By Joyce Moullakis
May 29 (Bloomberg) -- Macquarie Bank Ltd., Australia's biggest securities firm, dismissed criticism from hedge fund manager Jim Chanos, saying the company could withstand a 40 percent decline in financial markets.
``I think that our track record will continue to stand us in good stead through a whole range of market conditions,'' Chief Executive Officer Allan Moss said at a lunch in Sydney today.
The bank has delivered a decade and a half of record annual profit by acquiring assets and bundling them into funds it manages for a fee. Shares of Macquarie, which gained 36 percent in the past year, declined 4.3 percent since Chanos told investors in New York on May 23 the bank has ``an inherently unstable platform.''
Chanos, who predicted the collapse of Enron Corp., said the Sydney-based bank's shares will fall and that he had a short position on the bank. Short sellers sell borrowed shares in the hopes of buying them later at a lower price and profiting.

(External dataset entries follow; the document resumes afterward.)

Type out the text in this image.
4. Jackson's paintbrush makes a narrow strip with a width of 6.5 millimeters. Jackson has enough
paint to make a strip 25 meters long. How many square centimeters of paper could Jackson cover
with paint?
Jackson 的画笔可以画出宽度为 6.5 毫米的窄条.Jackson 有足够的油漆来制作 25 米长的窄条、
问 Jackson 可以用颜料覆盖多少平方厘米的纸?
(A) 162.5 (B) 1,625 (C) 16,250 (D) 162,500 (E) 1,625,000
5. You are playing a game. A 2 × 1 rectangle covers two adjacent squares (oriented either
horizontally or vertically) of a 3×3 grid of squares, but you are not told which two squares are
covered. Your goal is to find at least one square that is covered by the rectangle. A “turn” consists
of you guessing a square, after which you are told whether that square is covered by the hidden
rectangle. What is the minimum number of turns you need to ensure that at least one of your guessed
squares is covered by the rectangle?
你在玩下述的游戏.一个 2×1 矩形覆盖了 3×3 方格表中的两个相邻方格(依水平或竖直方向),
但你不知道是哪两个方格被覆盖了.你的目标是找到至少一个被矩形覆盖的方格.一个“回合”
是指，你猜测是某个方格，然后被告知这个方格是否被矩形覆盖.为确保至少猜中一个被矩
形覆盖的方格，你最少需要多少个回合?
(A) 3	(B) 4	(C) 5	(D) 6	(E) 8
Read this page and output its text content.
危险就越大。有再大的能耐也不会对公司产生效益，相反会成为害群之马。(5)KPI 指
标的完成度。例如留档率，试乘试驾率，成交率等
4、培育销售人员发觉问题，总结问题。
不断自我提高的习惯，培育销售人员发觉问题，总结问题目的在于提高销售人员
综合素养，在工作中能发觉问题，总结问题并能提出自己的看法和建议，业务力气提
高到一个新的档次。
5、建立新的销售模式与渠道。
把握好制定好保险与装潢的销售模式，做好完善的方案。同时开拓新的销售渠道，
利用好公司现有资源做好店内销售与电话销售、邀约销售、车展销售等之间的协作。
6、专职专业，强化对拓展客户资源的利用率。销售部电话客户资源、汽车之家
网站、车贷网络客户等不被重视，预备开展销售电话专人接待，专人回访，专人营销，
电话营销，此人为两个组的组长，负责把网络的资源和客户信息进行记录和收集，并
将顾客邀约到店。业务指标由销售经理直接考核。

While the bank's infrastructure, real estate and merger advisory businesses would be affected if financial markets declined and caused asset prices to fall, the company would cope, Moss said. ``We have experience of these assets through very challenging times,'' he said.
Chanos said buying assets at high prices and transferring them into entities funded by other investors will only work for Macquarie while credit is cheap and assets are increasing in value.

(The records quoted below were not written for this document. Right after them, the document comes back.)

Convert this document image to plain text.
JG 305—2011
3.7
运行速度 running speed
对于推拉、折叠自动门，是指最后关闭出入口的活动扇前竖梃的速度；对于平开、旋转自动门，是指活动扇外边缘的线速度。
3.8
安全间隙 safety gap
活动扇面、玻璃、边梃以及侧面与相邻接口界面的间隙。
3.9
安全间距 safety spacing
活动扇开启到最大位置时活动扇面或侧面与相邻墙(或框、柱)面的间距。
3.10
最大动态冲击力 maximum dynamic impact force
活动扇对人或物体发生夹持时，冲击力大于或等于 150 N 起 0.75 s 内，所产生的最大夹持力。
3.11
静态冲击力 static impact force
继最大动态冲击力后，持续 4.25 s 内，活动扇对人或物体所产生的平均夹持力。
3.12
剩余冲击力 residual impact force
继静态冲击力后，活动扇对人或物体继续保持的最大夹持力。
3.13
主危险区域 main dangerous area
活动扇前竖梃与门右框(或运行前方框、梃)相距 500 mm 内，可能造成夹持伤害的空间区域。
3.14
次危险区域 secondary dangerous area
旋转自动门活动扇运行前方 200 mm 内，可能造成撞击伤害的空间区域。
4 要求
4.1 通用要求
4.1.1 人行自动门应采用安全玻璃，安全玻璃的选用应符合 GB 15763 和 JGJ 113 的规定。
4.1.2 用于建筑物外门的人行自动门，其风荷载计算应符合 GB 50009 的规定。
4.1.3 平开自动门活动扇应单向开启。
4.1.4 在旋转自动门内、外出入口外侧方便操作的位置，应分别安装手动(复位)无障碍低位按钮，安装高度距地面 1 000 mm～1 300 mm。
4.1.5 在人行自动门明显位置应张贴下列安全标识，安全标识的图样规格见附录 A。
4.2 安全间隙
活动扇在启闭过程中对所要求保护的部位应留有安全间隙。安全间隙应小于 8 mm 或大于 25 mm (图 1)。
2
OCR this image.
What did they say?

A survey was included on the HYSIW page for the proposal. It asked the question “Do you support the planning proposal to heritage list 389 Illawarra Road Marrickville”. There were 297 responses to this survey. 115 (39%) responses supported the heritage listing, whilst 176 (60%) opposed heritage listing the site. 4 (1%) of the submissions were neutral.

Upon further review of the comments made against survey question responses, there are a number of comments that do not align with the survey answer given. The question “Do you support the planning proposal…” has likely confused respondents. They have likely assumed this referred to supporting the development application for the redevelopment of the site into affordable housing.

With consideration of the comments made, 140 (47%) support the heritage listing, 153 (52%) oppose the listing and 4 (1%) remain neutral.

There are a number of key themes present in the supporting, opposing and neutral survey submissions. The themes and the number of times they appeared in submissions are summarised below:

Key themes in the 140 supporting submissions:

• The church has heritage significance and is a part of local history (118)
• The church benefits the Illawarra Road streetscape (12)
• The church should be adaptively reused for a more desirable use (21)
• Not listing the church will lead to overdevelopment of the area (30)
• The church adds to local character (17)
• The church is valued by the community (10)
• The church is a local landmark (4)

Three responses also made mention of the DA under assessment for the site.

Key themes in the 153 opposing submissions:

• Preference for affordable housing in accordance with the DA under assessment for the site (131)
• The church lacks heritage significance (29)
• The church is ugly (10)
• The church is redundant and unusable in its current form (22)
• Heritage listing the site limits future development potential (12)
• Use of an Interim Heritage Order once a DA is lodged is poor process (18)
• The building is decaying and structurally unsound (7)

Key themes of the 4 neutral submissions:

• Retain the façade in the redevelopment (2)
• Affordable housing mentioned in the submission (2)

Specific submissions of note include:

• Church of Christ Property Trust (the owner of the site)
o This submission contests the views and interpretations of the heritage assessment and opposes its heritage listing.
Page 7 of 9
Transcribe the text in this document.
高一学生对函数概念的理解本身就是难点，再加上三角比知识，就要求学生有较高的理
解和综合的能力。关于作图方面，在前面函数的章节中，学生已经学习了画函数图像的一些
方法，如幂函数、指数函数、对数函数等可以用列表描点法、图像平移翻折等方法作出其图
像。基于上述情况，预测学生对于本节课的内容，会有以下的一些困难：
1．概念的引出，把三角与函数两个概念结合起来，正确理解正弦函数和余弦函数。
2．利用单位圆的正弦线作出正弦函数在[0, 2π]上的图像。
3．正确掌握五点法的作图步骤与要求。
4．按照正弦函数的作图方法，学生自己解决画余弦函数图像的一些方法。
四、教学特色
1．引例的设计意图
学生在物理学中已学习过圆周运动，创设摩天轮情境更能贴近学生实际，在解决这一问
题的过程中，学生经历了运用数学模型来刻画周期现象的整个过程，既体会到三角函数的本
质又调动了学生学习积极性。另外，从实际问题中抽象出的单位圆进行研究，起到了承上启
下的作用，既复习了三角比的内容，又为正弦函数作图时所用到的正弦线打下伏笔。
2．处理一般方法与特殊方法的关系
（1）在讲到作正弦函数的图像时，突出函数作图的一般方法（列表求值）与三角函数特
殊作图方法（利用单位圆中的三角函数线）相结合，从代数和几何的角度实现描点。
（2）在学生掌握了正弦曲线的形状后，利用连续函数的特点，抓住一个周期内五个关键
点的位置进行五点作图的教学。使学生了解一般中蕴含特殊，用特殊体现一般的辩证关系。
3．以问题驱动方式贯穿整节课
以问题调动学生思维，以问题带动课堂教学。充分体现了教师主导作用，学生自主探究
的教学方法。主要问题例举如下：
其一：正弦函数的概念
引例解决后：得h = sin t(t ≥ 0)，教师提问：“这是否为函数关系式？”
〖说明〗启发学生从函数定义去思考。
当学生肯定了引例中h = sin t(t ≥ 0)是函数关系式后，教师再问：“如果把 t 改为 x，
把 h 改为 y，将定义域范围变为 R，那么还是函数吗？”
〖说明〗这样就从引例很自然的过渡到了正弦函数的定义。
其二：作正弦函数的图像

Moss, 57, said that Macquarie, which scours the globe for assets with steady cash flows such as toll roads, pays ``appropriate'' prices when it makes acquisitions.
`Repeat Business'
``I don't think there is much concern about the sustainability of the model by informed investors,'' Moss said. ``It's mainly repeat business in our funds.''
The bank raised A$21.6 billion for its investment funds in the year ended March 31.
It posted a 60 percent rise in annual profit to A$1.46 billion for the same 12 month period, buoyed by asset sales and fees.
Income from asset sales and equity investments jumped more than fourfold to A$1.4 billion. The bank sold two-thirds of its holding in U.K.-based Thames Water, its luggage trolley business Smart Carte Corp. and Stagecoach Group Plc's London bus operation into funds it manages.
Macquarie's shares rose A$1.50, or 1.7 percent, to A$89.18 at the 4:10 p.m. close of trade in Sydney today.